Un manque de confiance du pouvoir sur la question.

Pour la majorité parlementaire, qui relaie sans doute la position du gouvernement sur le sujet, il s’agit d’éviter de parler de questions de stratégies sécuritaires en direct. Kalla Moutari, ancien ministre de la Défense à l’époque l’Italie cherchait à s’installer et que la France s’y opposait, a notamment expliqué qu’eux, les parlementaires, peuvent parler de choses qui ne doivent pas être dites et qu’en direct, il n’est pas possible de rattraper d’éventuels ratés. L’opposition parlementaire a vite fait de balayer l’argument d’un revers de main, déclarant qu’il ne s’agit non pas de parler de stratégies sécuritaires, mais d’apporter des réponses claires à des questions précises qui sont contenues dans la lettre adressée au gouvernement. Détail de cette seconde séance avortée de débats sur la tuerie de Téra, ce ne sont plus les deux ministres attendus qui doivent faire face aux députés de l’opposition, mais plutôt le Premier ministre. Un changement qui, pour certains observateurs, traduit un manque de confiance du pouvoir sur la question.

Dès le lendemain des évènements, Niamey a étalé, sans gêne, sa volonté d’endosser la responsabilité de la tuerie.

Le refus de la majorité parlementaire de faire les débats, conformément au règlement intérieur de l’Assemblée nationale, n’a pas été véritablement une surprise. Dès le lendemain des évènements, Niamey a étalé, sans gêne, sa volonté d’endosser la responsabilité de la tuerie. Pour le laisser entendre, le ministre de l’Intérieur, qui s’est précipité à publier un communiqué incriminant l’armée française, perd son poste et le haut commandant de la gendarmerie nationale est aussi relevé de ses fonctions.

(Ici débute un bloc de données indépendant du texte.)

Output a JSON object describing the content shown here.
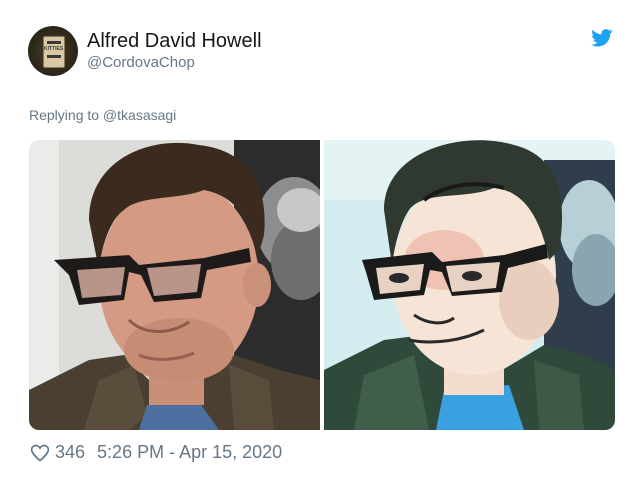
{
  "tweet": {
    "author": {
      "display_name": "Alfred David Howell",
      "handle": "@CordovaChop",
      "avatar_text": "KITTIES"
    },
    "replying_to": "Replying to @tkasasagi",
    "media": [
      {
        "name": "original-photo"
      },
      {
        "name": "cartoon-filtered-photo"
      }
    ],
    "likes": "346",
    "timestamp": "5:26 PM - Apr 15, 2020",
    "colors": {
      "twitter_blue": "#1da1f2",
      "secondary_text": "#657786",
      "primary_text": "#14171a"
    },
    "icons": [
      "twitter-bird-icon",
      "heart-outline-icon"
    ]
  }
}
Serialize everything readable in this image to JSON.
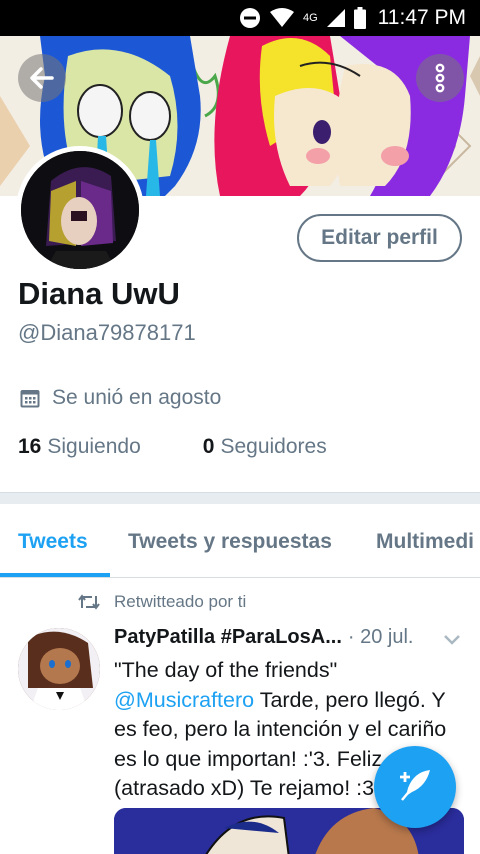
{
  "status_bar": {
    "network": "4G",
    "time": "11:47 PM"
  },
  "profile": {
    "name": "Diana UwU",
    "handle": "@Diana79878171",
    "joined": "Se unió en agosto",
    "following_count": "16",
    "following_label": "Siguiendo",
    "followers_count": "0",
    "followers_label": "Seguidores",
    "edit_button": "Editar perfil"
  },
  "tabs": [
    {
      "label": "Tweets",
      "active": true
    },
    {
      "label": "Tweets y respuestas",
      "active": false
    },
    {
      "label": "Multimedi",
      "active": false
    }
  ],
  "tweet": {
    "retweet_label": "Retwitteado por ti",
    "author": "PatyPatilla #ParaLosA...",
    "date": "· 20 jul.",
    "text_line1": "\"The day of the friends\"",
    "mention": "@Musicraftero",
    "text_rest": " Tarde, pero llegó. Y es feo, pero la intención y el cariño es lo que importan! :'3. Feliz día (atrasado xD) Te rejamo! :3"
  },
  "colors": {
    "accent": "#1da1f2",
    "secondary_text": "#657786",
    "primary_text": "#14171a"
  },
  "icons": {
    "back": "arrow-left-icon",
    "more": "vertical-dots-icon",
    "calendar": "calendar-icon",
    "retweet": "retweet-icon",
    "caret": "chevron-down-icon",
    "compose": "compose-feather-icon"
  }
}
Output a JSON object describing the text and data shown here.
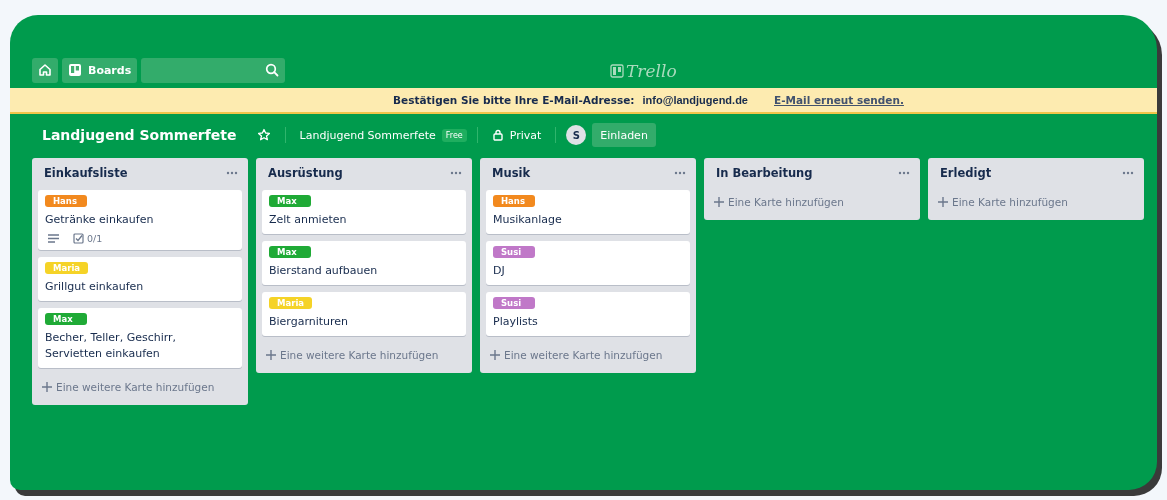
{
  "topbar": {
    "boards_label": "Boards",
    "logo_text": "Trello"
  },
  "banner": {
    "message": "Bestätigen Sie bitte Ihre E-Mail-Adresse:",
    "email": "info@landjugend.de",
    "link": "E-Mail erneut senden."
  },
  "board_header": {
    "title": "Landjugend Sommerfete",
    "starred": false,
    "team": "Landjugend Sommerfete",
    "team_badge": "Free",
    "visibility": "Privat",
    "avatar": "S",
    "invite": "Einladen"
  },
  "lists": [
    {
      "title": "Einkaufsliste",
      "add_label": "Eine weitere Karte hinzufügen",
      "cards": [
        {
          "label": "Hans",
          "color": "#f2891e",
          "title": "Getränke einkaufen",
          "has_description": true,
          "checklist": "0/1"
        },
        {
          "label": "Maria",
          "color": "#f5d327",
          "title": "Grillgut einkaufen"
        },
        {
          "label": "Max",
          "color": "#1faa36",
          "title": "Becher, Teller, Geschirr, Servietten einkaufen"
        }
      ]
    },
    {
      "title": "Ausrüstung",
      "add_label": "Eine weitere Karte hinzufügen",
      "cards": [
        {
          "label": "Max",
          "color": "#1faa36",
          "title": "Zelt anmieten"
        },
        {
          "label": "Max",
          "color": "#1faa36",
          "title": "Bierstand aufbauen"
        },
        {
          "label": "Maria",
          "color": "#f5d327",
          "title": "Biergarnituren"
        }
      ]
    },
    {
      "title": "Musik",
      "add_label": "Eine weitere Karte hinzufügen",
      "cards": [
        {
          "label": "Hans",
          "color": "#f2891e",
          "title": "Musikanlage"
        },
        {
          "label": "Susi",
          "color": "#c078c8",
          "title": "DJ"
        },
        {
          "label": "Susi",
          "color": "#c078c8",
          "title": "Playlists"
        }
      ]
    },
    {
      "title": "In Bearbeitung",
      "add_label": "Eine Karte hinzufügen"
    },
    {
      "title": "Erledigt",
      "add_label": "Eine Karte hinzufügen"
    }
  ]
}
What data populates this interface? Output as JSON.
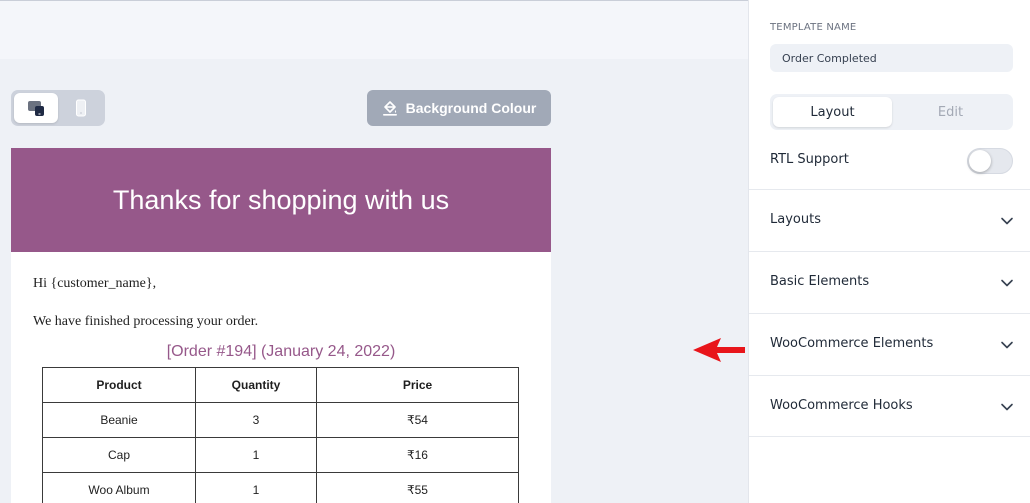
{
  "toolbar": {
    "background_colour_label": "Background Colour"
  },
  "email": {
    "header_title": "Thanks for shopping with us",
    "greeting": "Hi {customer_name},",
    "body_line": "We have finished processing your order.",
    "order_heading": "[Order #194] (January 24, 2022)",
    "table": {
      "headers": [
        "Product",
        "Quantity",
        "Price"
      ],
      "rows": [
        [
          "Beanie",
          "3",
          "₹54"
        ],
        [
          "Cap",
          "1",
          "₹16"
        ],
        [
          "Woo Album",
          "1",
          "₹55"
        ]
      ]
    },
    "colors": {
      "header_bg": "#96588a",
      "heading_text": "#96588a"
    }
  },
  "sidebar": {
    "template_name_label": "TEMPLATE NAME",
    "template_name_value": "Order Completed",
    "tabs": [
      {
        "label": "Layout",
        "active": true
      },
      {
        "label": "Edit",
        "active": false
      }
    ],
    "rtl_label": "RTL Support",
    "rtl_enabled": false,
    "sections": [
      {
        "label": "Layouts",
        "icon": "chevron-down-icon"
      },
      {
        "label": "Basic Elements",
        "icon": "chevron-down-icon"
      },
      {
        "label": "WooCommerce Elements",
        "icon": "chevron-down-icon"
      },
      {
        "label": "WooCommerce Hooks",
        "icon": "chevron-down-icon"
      }
    ]
  },
  "annotation": {
    "icon": "red-arrow-icon",
    "color": "#e8151b"
  }
}
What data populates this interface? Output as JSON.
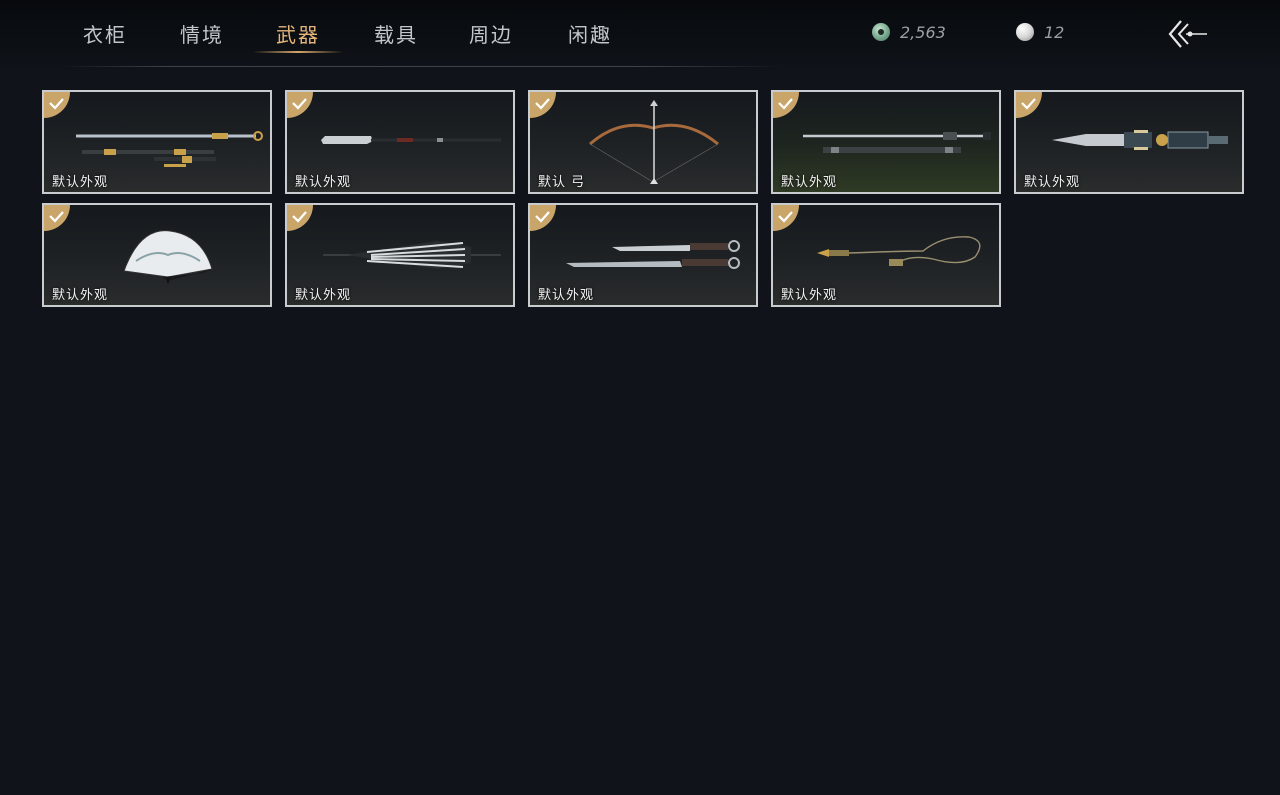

Une manière de dire que l’un et l’autre ont commis des fautes qui doivent être sanctionnées. Quid de la déclaration du Président Bazoum qui a dit, dans son message à la nation, avoir exigé des autorités françaises une enquête sur les évènements de Téra ! Manifestement un simple effet d’annonce. La véritable position du gouvernement sur la question est portée par la majorité parlementaire qui a manoeuvré pour empêcher les débats publics.